Open 2015: Liverpool’s Paul Kinnear better for Open experience

By Ged ScottBBC Sport at the Old Course, St Andrews
Paul Kinnear
Paul Kinnear carded rounds of 70 and 76 to finish two-over par
144th Open Championship
Venue: St Andrews Dates: 16-19 July
Coverage: Live on BBC TV, Radio 5 live sports extra, Red Button and Connected TVs from 09:00 BST, Radio 5 live from 10:00 and tablets, mobiles and app from 06:30.

Liverpool's Paul Kinnear will return to the amateur circuit this week, all the better for his Open Championship experience in St Andrews and looking to shape his immediate future.

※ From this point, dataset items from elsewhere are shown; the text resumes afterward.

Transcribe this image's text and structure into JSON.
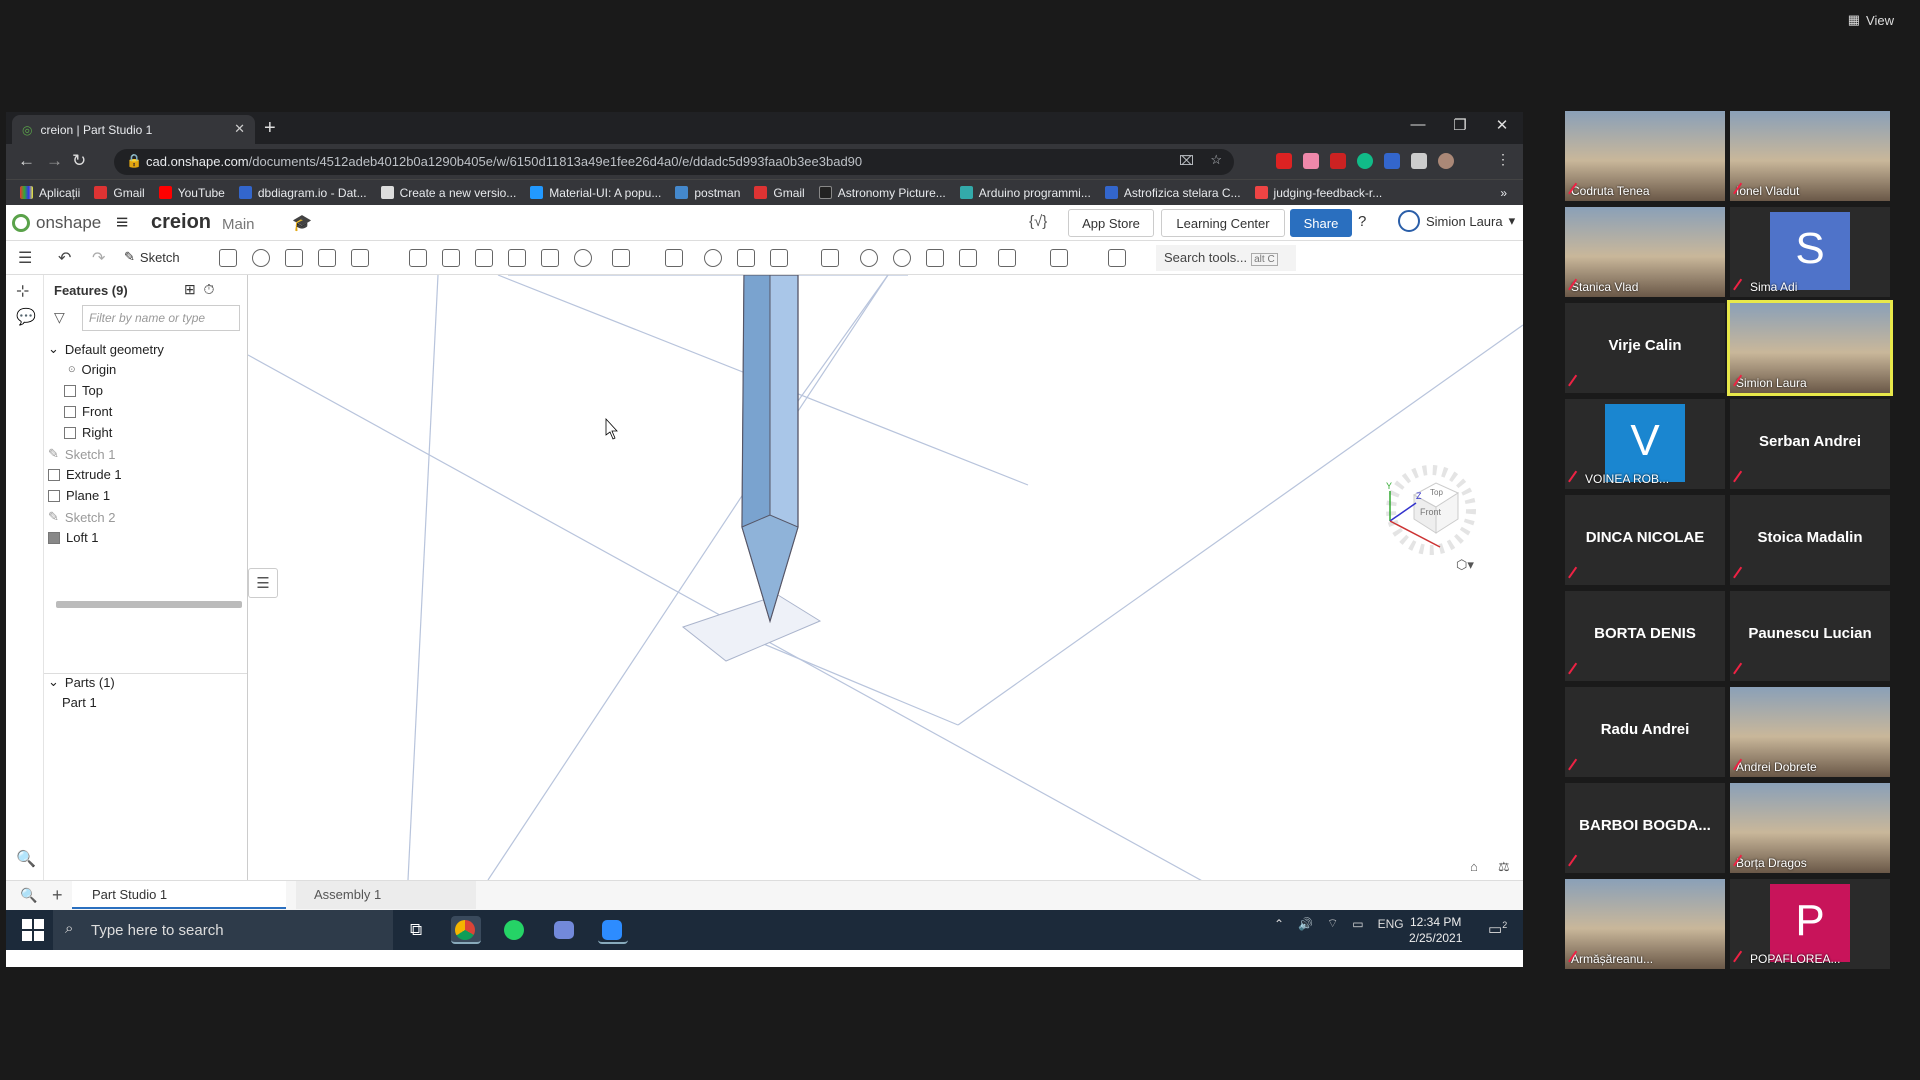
{
  "zoom": {
    "view_label": "View"
  },
  "browser": {
    "tab_title": "creion | Part Studio 1",
    "url_domain": "cad.onshape.com",
    "url_path": "/documents/4512adeb4012b0a1290b405e/w/6150d11813a49e1fee26d4a0/e/ddadc5d993faa0b3ee3bad90",
    "bookmarks": [
      "Aplicații",
      "Gmail",
      "YouTube",
      "dbdiagram.io - Dat...",
      "Create a new versio...",
      "Material-UI: A popu...",
      "postman",
      "Gmail",
      "Astronomy Picture...",
      "Arduino programmi...",
      "Astrofizica stelara C...",
      "judging-feedback-r..."
    ],
    "bookmark_more": "»"
  },
  "onshape": {
    "logo_text": "onshape",
    "doc_name": "creion",
    "branch": "Main",
    "variable_studio": "{√}",
    "app_store": "App Store",
    "learning_center": "Learning Center",
    "share": "Share",
    "help": "?",
    "user": "Simion Laura",
    "sketch_label": "Sketch",
    "search_tools": "Search tools...",
    "search_shortcut": "alt C"
  },
  "features": {
    "title": "Features (9)",
    "filter_placeholder": "Filter by name or type",
    "default_geometry": "Default geometry",
    "geometry_items": [
      "Origin",
      "Top",
      "Front",
      "Right"
    ],
    "items": [
      {
        "label": "Sketch 1",
        "dim": true
      },
      {
        "label": "Extrude 1",
        "dim": false
      },
      {
        "label": "Plane 1",
        "dim": false
      },
      {
        "label": "Sketch 2",
        "dim": true
      },
      {
        "label": "Loft 1",
        "dim": false
      }
    ],
    "parts_header": "Parts (1)",
    "parts": [
      "Part 1"
    ]
  },
  "viewcube": {
    "top": "Top",
    "front": "Front",
    "z": "Z",
    "y": "Y"
  },
  "bottom_tabs": {
    "tab1": "Part Studio 1",
    "tab2": "Assembly 1"
  },
  "taskbar": {
    "search_placeholder": "Type here to search",
    "lang": "ENG",
    "time": "12:34 PM",
    "date": "2/25/2021",
    "notif_count": "2"
  },
  "participants": [
    {
      "name": "Codruta Tenea",
      "type": "video"
    },
    {
      "name": "Ionel Vladut",
      "type": "video"
    },
    {
      "name": "Stanica Vlad",
      "type": "video"
    },
    {
      "name": "Sima Adi",
      "type": "letter",
      "letter": "S",
      "color": "#4f73c9"
    },
    {
      "name": "Virje Calin",
      "type": "name"
    },
    {
      "name": "Simion Laura",
      "type": "video",
      "active": true
    },
    {
      "name": "VOINEA ROB...",
      "type": "letter",
      "letter": "V",
      "color": "#1a86d0"
    },
    {
      "name": "Serban Andrei",
      "type": "name"
    },
    {
      "name": "DINCA NICOLAE",
      "type": "name"
    },
    {
      "name": "Stoica Madalin",
      "type": "name"
    },
    {
      "name": "BORTA DENIS",
      "type": "name"
    },
    {
      "name": "Paunescu Lucian",
      "type": "name"
    },
    {
      "name": "Radu Andrei",
      "type": "name"
    },
    {
      "name": "Andrei Dobrete",
      "type": "video"
    },
    {
      "name": "BARBOI BOGDA...",
      "type": "name"
    },
    {
      "name": "Borța Dragos",
      "type": "video"
    },
    {
      "name": "Armășăreanu...",
      "type": "video"
    },
    {
      "name": "POPAFLOREA...",
      "type": "letter",
      "letter": "P",
      "color": "#c8145a"
    }
  ],
  "colors": {
    "accent": "#2a6fbf",
    "zoom_bg": "#1a1a1a",
    "taskbar": "#1c2a3a",
    "active_speaker": "#e8e84a"
  }
}
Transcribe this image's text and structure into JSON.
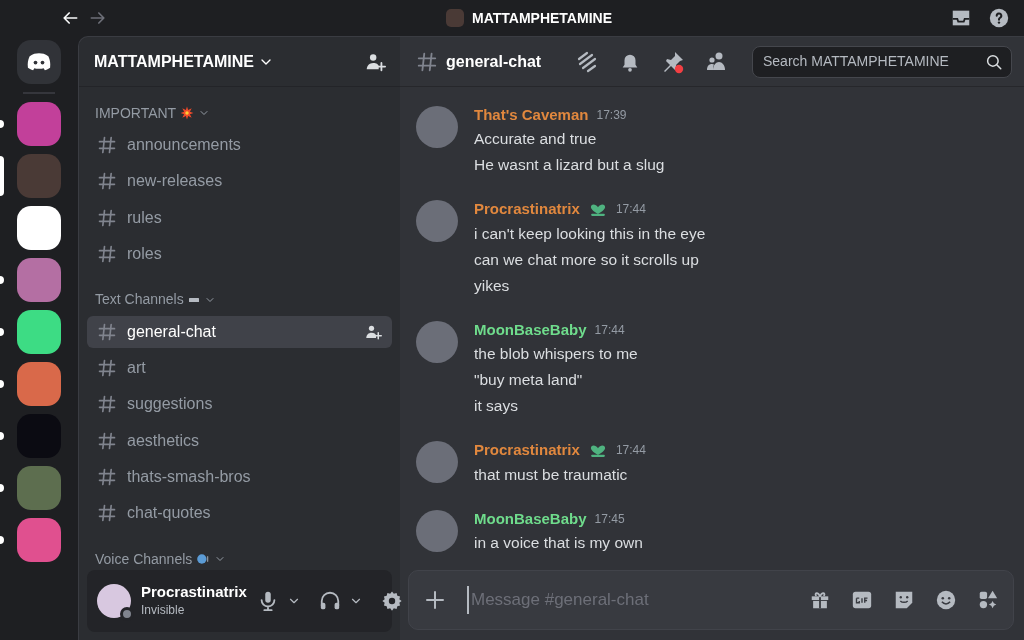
{
  "titlebar": {
    "server_name": "MATTAMPHETAMINE"
  },
  "servers": [
    {
      "selected": false,
      "unread": false,
      "kind": "home"
    },
    {
      "color": "#c2409a",
      "selected": false,
      "unread": true,
      "kind": "photo"
    },
    {
      "color": "#4a3a36",
      "selected": true,
      "unread": false,
      "kind": "photo"
    },
    {
      "color": "#ffffff",
      "selected": false,
      "unread": false,
      "kind": "photo"
    },
    {
      "color": "#b46fa3",
      "selected": false,
      "unread": true,
      "kind": "photo"
    },
    {
      "color": "#3ddc84",
      "selected": false,
      "unread": true,
      "kind": "photo"
    },
    {
      "color": "#d9694a",
      "selected": false,
      "unread": true,
      "kind": "photo"
    },
    {
      "color": "#0b0b12",
      "selected": false,
      "unread": true,
      "kind": "photo"
    },
    {
      "color": "#5d6e4f",
      "selected": false,
      "unread": true,
      "kind": "photo"
    },
    {
      "color": "#e0508f",
      "selected": false,
      "unread": true,
      "kind": "photo"
    }
  ],
  "sidebar": {
    "server_name": "MATTAMPHETAMINE",
    "categories": [
      {
        "name": "IMPORTANT",
        "kind": "important",
        "channels": [
          {
            "name": "announcements",
            "selected": false
          },
          {
            "name": "new-releases",
            "selected": false
          },
          {
            "name": "rules",
            "selected": false
          },
          {
            "name": "roles",
            "selected": false
          }
        ]
      },
      {
        "name": "Text Channels",
        "kind": "text",
        "channels": [
          {
            "name": "general-chat",
            "selected": true
          },
          {
            "name": "art",
            "selected": false
          },
          {
            "name": "suggestions",
            "selected": false
          },
          {
            "name": "aesthetics",
            "selected": false
          },
          {
            "name": "thats-smash-bros",
            "selected": false
          },
          {
            "name": "chat-quotes",
            "selected": false
          }
        ]
      },
      {
        "name": "Voice Channels",
        "kind": "voice"
      }
    ]
  },
  "user_panel": {
    "name": "Procrastinatrix",
    "status": "Invisible"
  },
  "chat_header": {
    "channel": "general-chat",
    "search": {
      "placeholder": "Search MATTAMPHETAMINE"
    }
  },
  "messages": [
    {
      "author": "That's Caveman",
      "color": "#e1883e",
      "time": "17:39",
      "lines": [
        "Accurate and true",
        "He wasnt a lizard but a slug"
      ]
    },
    {
      "author": "Procrastinatrix",
      "color": "#e1883e",
      "badge": true,
      "time": "17:44",
      "lines": [
        "i can't keep looking this in the eye",
        "can we chat more so it scrolls up",
        "yikes"
      ]
    },
    {
      "author": "MoonBaseBaby",
      "color": "#6fdc8c",
      "time": "17:44",
      "lines": [
        "the blob whispers to me",
        "\"buy meta land\"",
        "it says"
      ]
    },
    {
      "author": "Procrastinatrix",
      "color": "#e1883e",
      "badge": true,
      "time": "17:44",
      "lines": [
        "that must be traumatic"
      ]
    },
    {
      "author": "MoonBaseBaby",
      "color": "#6fdc8c",
      "time": "17:45",
      "lines": [
        "in a voice that is my own"
      ]
    }
  ],
  "composer": {
    "placeholder": "Message #general-chat"
  }
}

The former Tranmere Rovers youth team player, 21, will turn pro if he gets through qualifying school this autumn.

Before that, he hopes to make the Great Britain & Ireland team to play the USA in the Walker Cup.

But, despite missing the cut by two shots, his Open debut taught him a lot.

"It has been a great experience being around the best players in the world," Kinnear told BBC Radio Merseyside.

After finally resuming his weather-delayed second round when the wind dropped and the sun came out on Saturday evening, Kinnear's hopes finally disappeared with a bogey at the 17th, when a par and a birdie at the last would have got him in for the final two rounds.

Under the cross of St George at St Andrews
England's four amateurs on show at St Andrews this week - Alister Balcombe and already fully-fledged England internationals Kinnear, Ashley Chesters and Ben Taylor - have all four have worn shirts, some red, some white and some blue, bearing the English rose, the logo of England Golf, the country's leading amateur body.
Chesters, from Shropshire, Taylor, from Surrey and Kinnear, from Lancashire, have all put expected moves into the professional ranks on hold until after the biennial GB & Ireland Walker Cup match against the USA at Royal Lytham & St Annes on 12-13 September.

Having stood over a birdie putt on the 12th green at six under on the first day, looking to tie for the Open lead, in the end, Kinnear was undone by two days of weather delays - and the notorious Road Hole, on which he dropped three shots.

"I just can't play that 17th hole," he winced. "Double bogey on the first day, then this. After an all right tee shot, I hit a great shot into the green. Any straight bounce and I've got a birdie chance but, instead, it kicks left into the bunker and then over. I've got no chance.

"Still, after four hours' sleep, then hanging around and waiting all day getting stiff in the club house, I'm pleased with how I played.

"It would have been ridiculous to play any sooner. West Lancashire was pretty similar in the regional qualifier but it was not as strong as this. This was totally unplayable.

"I'm not sure whether I have a chance of making the Walker Cup team now. I know the captain Nigel Edwards well. He's been very supportive over the last couple of years, as have England Golf, and he texted me this week saying 'well done'.

"I've just got to try and put my name about in the English Amateur and the European Amateur over the next couple of weeks and see what happens. Then I will focus on Q school, to see if I can get in."